Last time I saw her, she was unconscious and there was too much blood.” He involuntarily trembled at the memory.
“Are you family?” the guy in green scrubs asked, barely glancing up from his chart.
“Because I can release patient details only to family.”
“Yeah. Yeah, I’m family,” Chase muttered, the lie slipping too easily off his tongue.
In reality, he had no claim on Sloane other than a sudden overwhelming desire to possess her as his own, and to never let go.
“You’re her . . . brother?” the young resident asked, hazarding a guess as he finally looked up.
Stupidly, Chase shook his head no because he wanted to say he was her husband. He couldn’t. There were too many people in this hospital who knew him, knew his background, knew how proudly he’d always touted his bachelor status. Especially once he’d become the last remaining single Chandler man.
The resident met Chase’s gaze, compassion filling his eyes. “Okay, buddy, you want to get in to see your girlfriend. I get it. But not until she’s conscious and can okay your visit.” He patted Chase’s shoulder in what must be his best practiced bedside manner.
“I’m sorry.”
“Thanks.” Chase turned away, pissed at the other man but mostly pissed at himself.

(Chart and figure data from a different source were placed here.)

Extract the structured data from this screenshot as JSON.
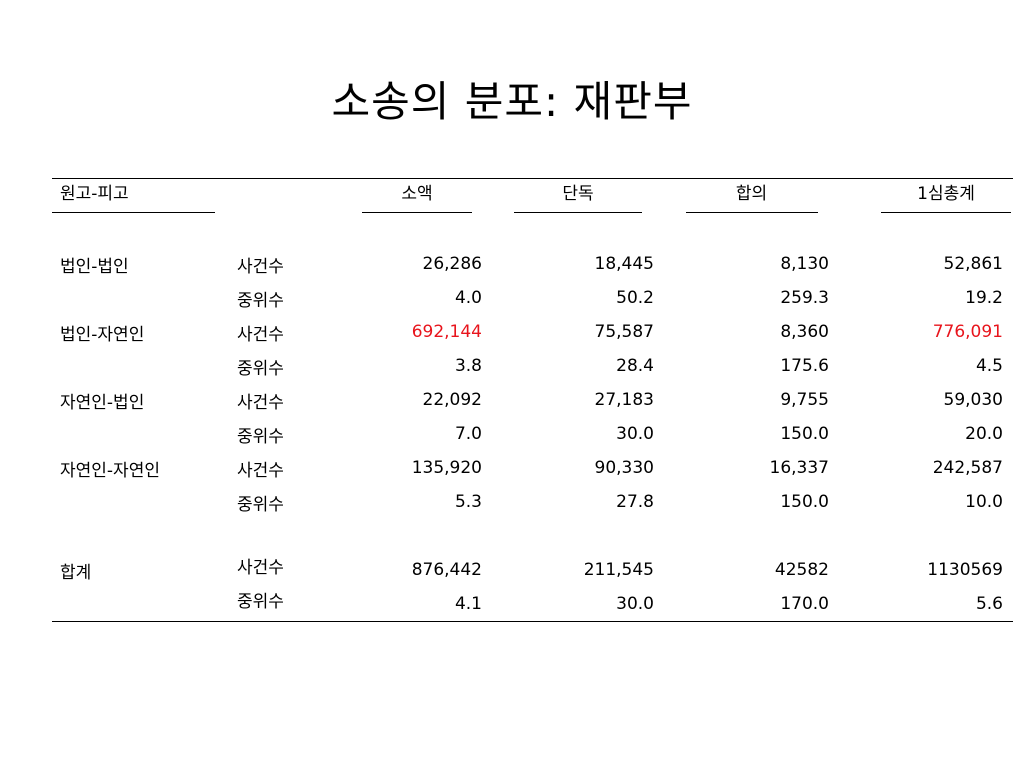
{
  "title": "소송의 분포: 재판부",
  "table": {
    "columns": [
      "원고-피고",
      "소액",
      "단독",
      "합의",
      "1심총계"
    ],
    "groups": [
      {
        "label": "법인-법인",
        "rows": [
          {
            "type": "사건수",
            "values": [
              "26,286",
              "18,445",
              "8,130",
              "52,861"
            ]
          },
          {
            "type": "중위수",
            "values": [
              "4.0",
              "50.2",
              "259.3",
              "19.2"
            ]
          }
        ]
      },
      {
        "label": "법인-자연인",
        "rows": [
          {
            "type": "사건수",
            "values": [
              "692,144",
              "75,587",
              "8,360",
              "776,091"
            ]
          },
          {
            "type": "중위수",
            "values": [
              "3.8",
              "28.4",
              "175.6",
              "4.5"
            ]
          }
        ]
      },
      {
        "label": "자연인-법인",
        "rows": [
          {
            "type": "사건수",
            "values": [
              "22,092",
              "27,183",
              "9,755",
              "59,030"
            ]
          },
          {
            "type": "중위수",
            "values": [
              "7.0",
              "30.0",
              "150.0",
              "20.0"
            ]
          }
        ]
      },
      {
        "label": "자연인-자연인",
        "rows": [
          {
            "type": "사건수",
            "values": [
              "135,920",
              "90,330",
              "16,337",
              "242,587"
            ]
          },
          {
            "type": "중위수",
            "values": [
              "5.3",
              "27.8",
              "150.0",
              "10.0"
            ]
          }
        ]
      },
      {
        "label": "합계",
        "rows": [
          {
            "type": "사건수",
            "values": [
              "876,442",
              "211,545",
              "42582",
              "1130569"
            ]
          },
          {
            "type": "중위수",
            "values": [
              "4.1",
              "30.0",
              "170.0",
              "5.6"
            ]
          }
        ]
      }
    ],
    "highlight_color": "#e8141c"
  }
}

As a journalist, he’d often fudged his status to get closer to a story, admittedly not possible that often in a town that knew everyone’s business. But he’d had no compunction doing it when he could. Yet with Sloane lying in the other room, her status unknown, he could barely think enough to hold himself together and get in to see her.
Some hotshot reporter he turned out to be, unable to get near the most important person in his life.

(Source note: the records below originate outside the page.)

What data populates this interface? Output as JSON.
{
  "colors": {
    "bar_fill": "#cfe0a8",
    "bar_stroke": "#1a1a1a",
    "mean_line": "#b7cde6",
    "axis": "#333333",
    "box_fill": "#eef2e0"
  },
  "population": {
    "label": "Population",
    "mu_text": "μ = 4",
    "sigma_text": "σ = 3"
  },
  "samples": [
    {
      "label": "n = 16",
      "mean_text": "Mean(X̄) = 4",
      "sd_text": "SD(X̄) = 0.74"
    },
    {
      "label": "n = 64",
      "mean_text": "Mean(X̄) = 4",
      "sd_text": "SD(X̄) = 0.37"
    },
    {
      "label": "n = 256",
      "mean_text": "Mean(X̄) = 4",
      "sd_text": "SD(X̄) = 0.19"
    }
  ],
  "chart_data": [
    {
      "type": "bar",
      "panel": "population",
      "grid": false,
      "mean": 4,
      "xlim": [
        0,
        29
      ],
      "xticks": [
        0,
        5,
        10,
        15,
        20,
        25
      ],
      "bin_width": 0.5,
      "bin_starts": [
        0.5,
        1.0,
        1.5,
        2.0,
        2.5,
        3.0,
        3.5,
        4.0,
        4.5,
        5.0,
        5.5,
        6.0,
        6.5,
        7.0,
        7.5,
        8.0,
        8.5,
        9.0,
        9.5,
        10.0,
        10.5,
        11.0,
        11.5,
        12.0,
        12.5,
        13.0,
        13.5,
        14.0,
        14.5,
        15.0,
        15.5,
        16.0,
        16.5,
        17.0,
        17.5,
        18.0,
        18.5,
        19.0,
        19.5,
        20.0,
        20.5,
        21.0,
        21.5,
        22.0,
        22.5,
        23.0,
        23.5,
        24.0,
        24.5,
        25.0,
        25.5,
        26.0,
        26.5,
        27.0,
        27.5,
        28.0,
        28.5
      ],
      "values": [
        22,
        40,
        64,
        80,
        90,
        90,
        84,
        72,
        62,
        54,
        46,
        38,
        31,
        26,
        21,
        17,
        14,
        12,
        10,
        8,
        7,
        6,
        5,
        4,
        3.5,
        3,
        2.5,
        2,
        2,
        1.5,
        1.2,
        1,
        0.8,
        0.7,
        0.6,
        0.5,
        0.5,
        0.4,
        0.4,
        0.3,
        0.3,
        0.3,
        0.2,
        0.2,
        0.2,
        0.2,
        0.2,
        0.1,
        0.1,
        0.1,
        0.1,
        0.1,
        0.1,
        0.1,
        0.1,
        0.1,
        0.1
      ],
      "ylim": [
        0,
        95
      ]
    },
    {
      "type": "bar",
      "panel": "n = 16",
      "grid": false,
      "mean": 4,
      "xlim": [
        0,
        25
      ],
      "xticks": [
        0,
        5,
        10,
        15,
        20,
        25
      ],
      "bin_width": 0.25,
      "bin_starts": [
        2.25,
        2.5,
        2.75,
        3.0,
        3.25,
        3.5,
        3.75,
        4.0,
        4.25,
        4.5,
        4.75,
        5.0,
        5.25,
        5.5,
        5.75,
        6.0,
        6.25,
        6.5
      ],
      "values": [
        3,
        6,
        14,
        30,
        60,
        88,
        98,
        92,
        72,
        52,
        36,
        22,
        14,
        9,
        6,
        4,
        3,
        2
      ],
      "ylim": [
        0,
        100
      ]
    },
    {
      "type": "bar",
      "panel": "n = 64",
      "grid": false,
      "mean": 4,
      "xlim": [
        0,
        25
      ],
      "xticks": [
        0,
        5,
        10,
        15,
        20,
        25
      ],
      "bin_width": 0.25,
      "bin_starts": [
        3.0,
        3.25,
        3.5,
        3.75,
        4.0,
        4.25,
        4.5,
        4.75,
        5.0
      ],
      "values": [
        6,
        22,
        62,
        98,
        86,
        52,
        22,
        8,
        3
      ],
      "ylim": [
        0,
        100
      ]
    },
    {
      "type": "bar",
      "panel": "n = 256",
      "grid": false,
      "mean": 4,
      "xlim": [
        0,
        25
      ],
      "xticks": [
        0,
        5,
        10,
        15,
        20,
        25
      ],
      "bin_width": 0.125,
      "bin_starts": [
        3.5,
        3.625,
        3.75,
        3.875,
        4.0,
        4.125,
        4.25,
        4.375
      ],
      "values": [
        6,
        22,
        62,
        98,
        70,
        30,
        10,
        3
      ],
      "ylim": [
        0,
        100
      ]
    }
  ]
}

His heart was pounding double time and adrenaline raced through his veins, making him forget common sense and reason. Which cemented his feelings. As if he’d had any doubt.
He didn’t. Not anymore. He had no doubt about how he felt and what he wanted—
Sloane, in his life forever. But he’d start with seeing her open those gorgeous eyes.
Glancing at the clock, he realized only ten minutes had passed since he’d followed the ambulance to the hospital, feeling useless and more frightened than he ever remembered being. Including when he’d been eighteen and his father had passed away, leaving him as the man of the house and completely unprepared for all that status had entailed.
Chase groaned. Ten minutes wasn’t nearly enough time for the doctors to really patch up Sloane. It wasn’t enough time for Rick to drag the suspect’s sorry ass down to the station and see to it he was processed correctly. But Rick had in fact captured the man, gun in hand, tackling him on the neighbor’s property before he could make it to his truck, which he’d left on the corner. At least Chase could trust his brother to take care of police business.